Back to Gopnik’s article. Glaser’s rendering of Dylan, not his best work, was commissioned in 1966 for inclusion in the early-’67 release of Bob Dylan’s Greatest Hits, which Gopnik, 66, stupefyingly calls “seminal,” when it was just a stop-gap money grab by Columbia Records—no new material—while Dylan rested from exhaustion, substance abuse, and non-stop touring in Woodstock. He’s right that the poster was “ubiquitous,” but Dylan was already an “icon,” and I’d say that the cover of his 1965 LP Highway 61 Revisited was/is the everlasting symbol of Dylan’s “cool.” If there’s an LP cover more “iconic” I can’t think of it. Gopnik writes: “It marks the transitional moment, captured in the album, when Dylan’s virtuous folk sermons… ripened into his visionary imagistic anthems. Piety becomes psychedelia in an image of a once well-meaning minstrel whose mind has been newly turned on and tuned in. The poster is not simply of the time. It describes the time, in graphic detail.”

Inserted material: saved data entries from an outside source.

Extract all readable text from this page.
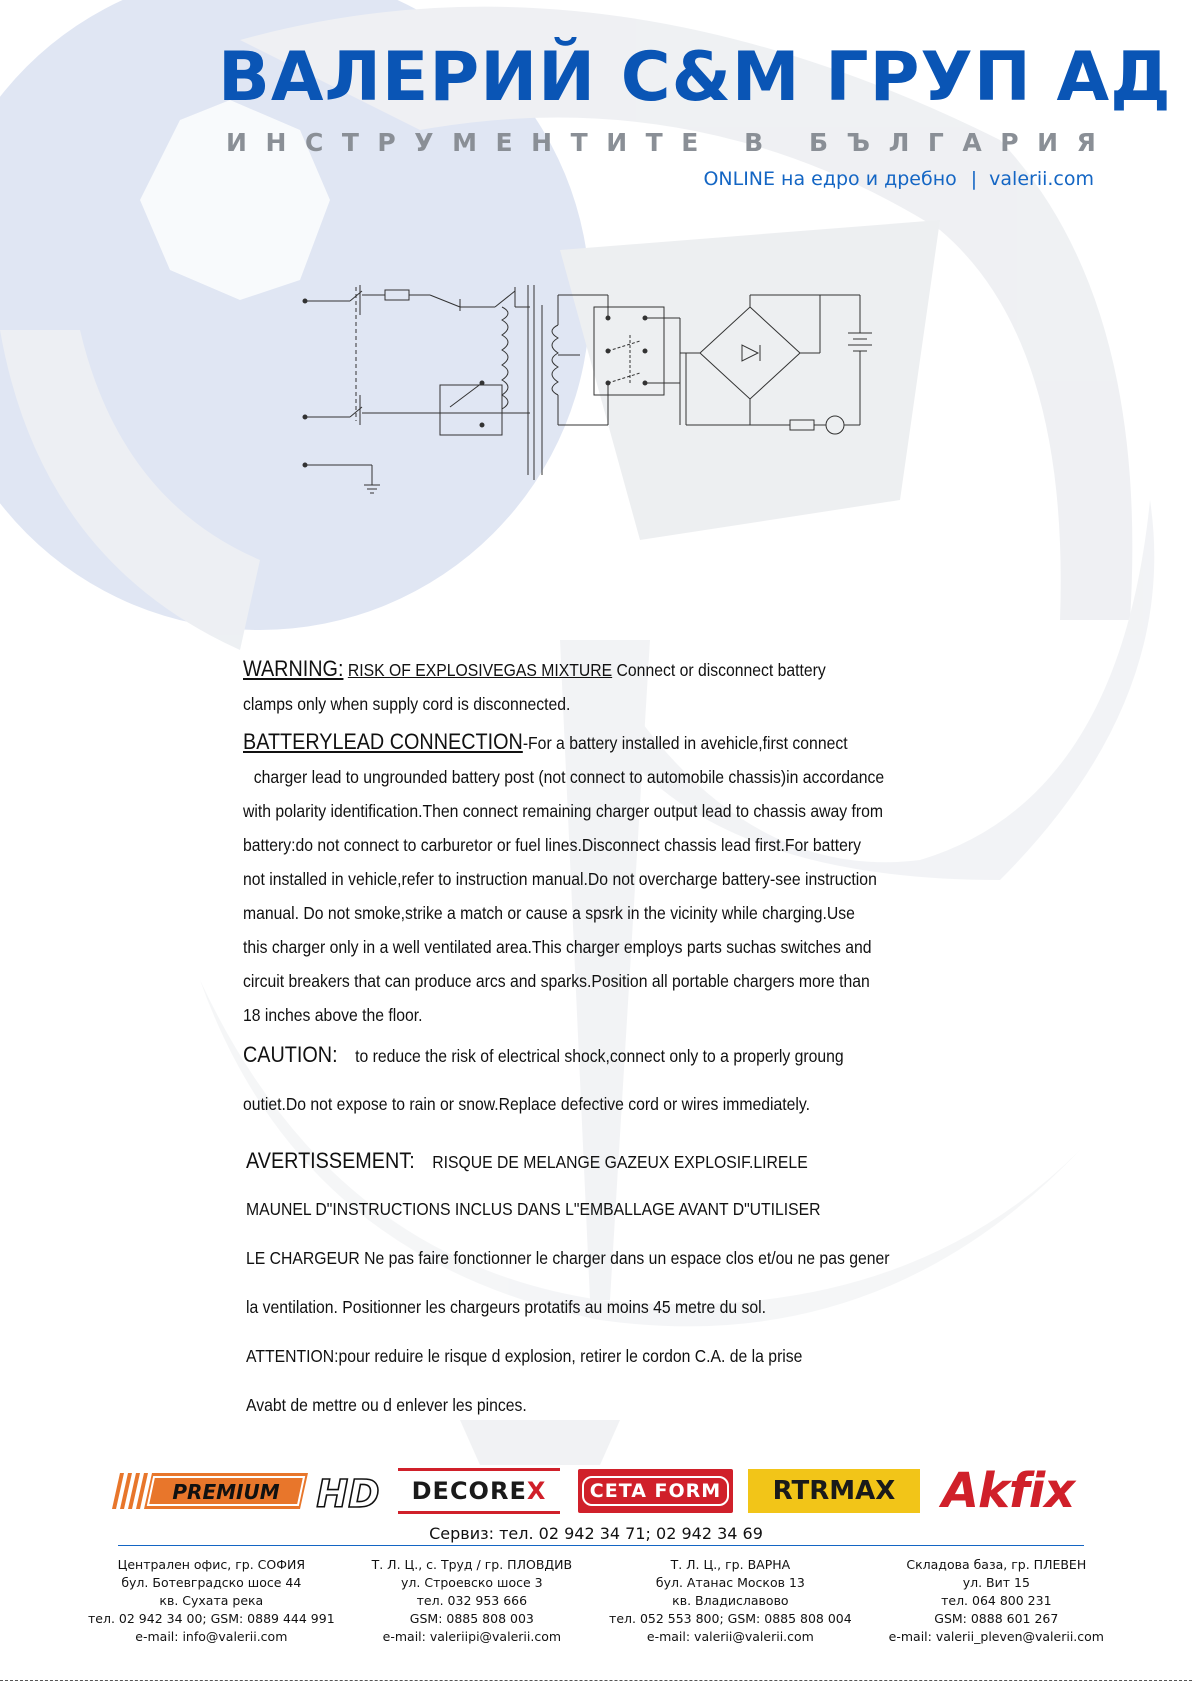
ВАЛЕРИЙ С&М ГРУП АД
И Н С Т Р У М Е Н Т И Т Е
В
Б Ъ Л Г А Р И Я
ONLINE на едро и дребно | valerii.com

WARNING: RISK OF EXPLOSIVEGAS MIXTURE Connect or disconnect battery

clamps only when supply cord is disconnected.

BATTERYLEAD CONNECTION-For a battery installed in avehicle,first connect

charger lead to ungrounded battery post (not connect to automobile chassis)in accordance

with polarity identification.Then connect remaining charger output lead to chassis away from

battery:do not connect to carburetor or fuel lines.Disconnect chassis lead first.For battery

not installed in vehicle,refer to instruction manual.Do not overcharge battery-see instruction

manual. Do not smoke,strike a match or cause a spsrk in the vicinity while charging.Use

this charger only in a well ventilated area.This charger employs parts suchas switches and

circuit breakers that can produce arcs and sparks.Position all portable chargers more than

18 inches above the floor.

CAUTION: to reduce the risk of electrical shock,connect only to a properly groung

outiet.Do not expose to rain or snow.Replace defective cord or wires immediately.

AVERTISSEMENT: RISQUE DE MELANGE GAZEUX EXPLOSIF.LIRELE

MAUNEL D"INSTRUCTIONS INCLUS DANS L"EMBALLAGE AVANT D"UTILISER

LE CHARGEUR Ne pas faire fonctionner le charger dans un espace clos et/ou ne pas gener

la ventilation. Positionner les chargeurs protatifs au moins 45 metre du sol.

ATTENTION:pour reduire le risque d explosion, retirer le cordon C.A. de la prise

Avabt de mettre ou d enlever les pinces.

PREMIUM HD DECOREX	CETA FORM	RTRMAX Akfix
Сервиз: тел. 02 942 34 71; 02 942 34 69
Централен офис, гр. СОФИЯ
бул. Ботевградско шосе 44
кв. Сухата река
тел. 02 942 34 00; GSM: 0889 444 991
e-mail: info@valerii.com
Т. Л. Ц., с. Труд / гр. ПЛОВДИВ
ул. Строевско шосе 3
тел. 032 953 666
GSM: 0885 808 003
e-mail: valeriipi@valerii.com
Т. Л. Ц., гр. ВАРНА
бул. Атанас Москов 13
кв. Владиславово
тел. 052 553 800; GSM: 0885 808 004
e-mail: valerii@valerii.com
Складова база, гр. ПЛЕВЕН
ул. Вит 15
тел. 064 800 231
GSM: 0888 601 267
e-mail: valerii_pleven@valerii.com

Never mind that Dylan’s early “protest” songs, while partially the earnest lyrics of a 22-year-old (and remember that Dylan’s double-LP Blonde on Blonde was released just after he turned 25), were also a calculated ploy to rise above the 50 or so other folk singers of the time. In 1967, Dylan was not “newly turned on and tuned in”—he was always “tuned in”—but rather escaping the psychedelia and “wear flowers in your hair” counterculture, and recording and writing music (notably “Basement Tapes” songs with The Band) that was the direct opposite of the pop culture ethos of the time, the year of the Monterey Pop Festival, Sgt. Pepper’s, Surrealistic Pillow, Disraeli Gears, Days of Future Passed and Mr. Fantasy. The first example of Dylan’s turnaround came in December of 1967 with the release of the stripped-down John Wesley Harding, which showcased a new voice, lyrics owing more to the Bible than Rimbaud and the (again, calculated) look of a country troubadour.
I was a young teenager in the late-1960s, and loved psychedelia, the start of free-form and often commercial-free FM Radio, Rolling Stone and the records—and so many more—mentioned in the previous paragraph, but while not excessively painful, it’s disappointing to see an accomplished journalist/author like Gopnik erase/distort basic history.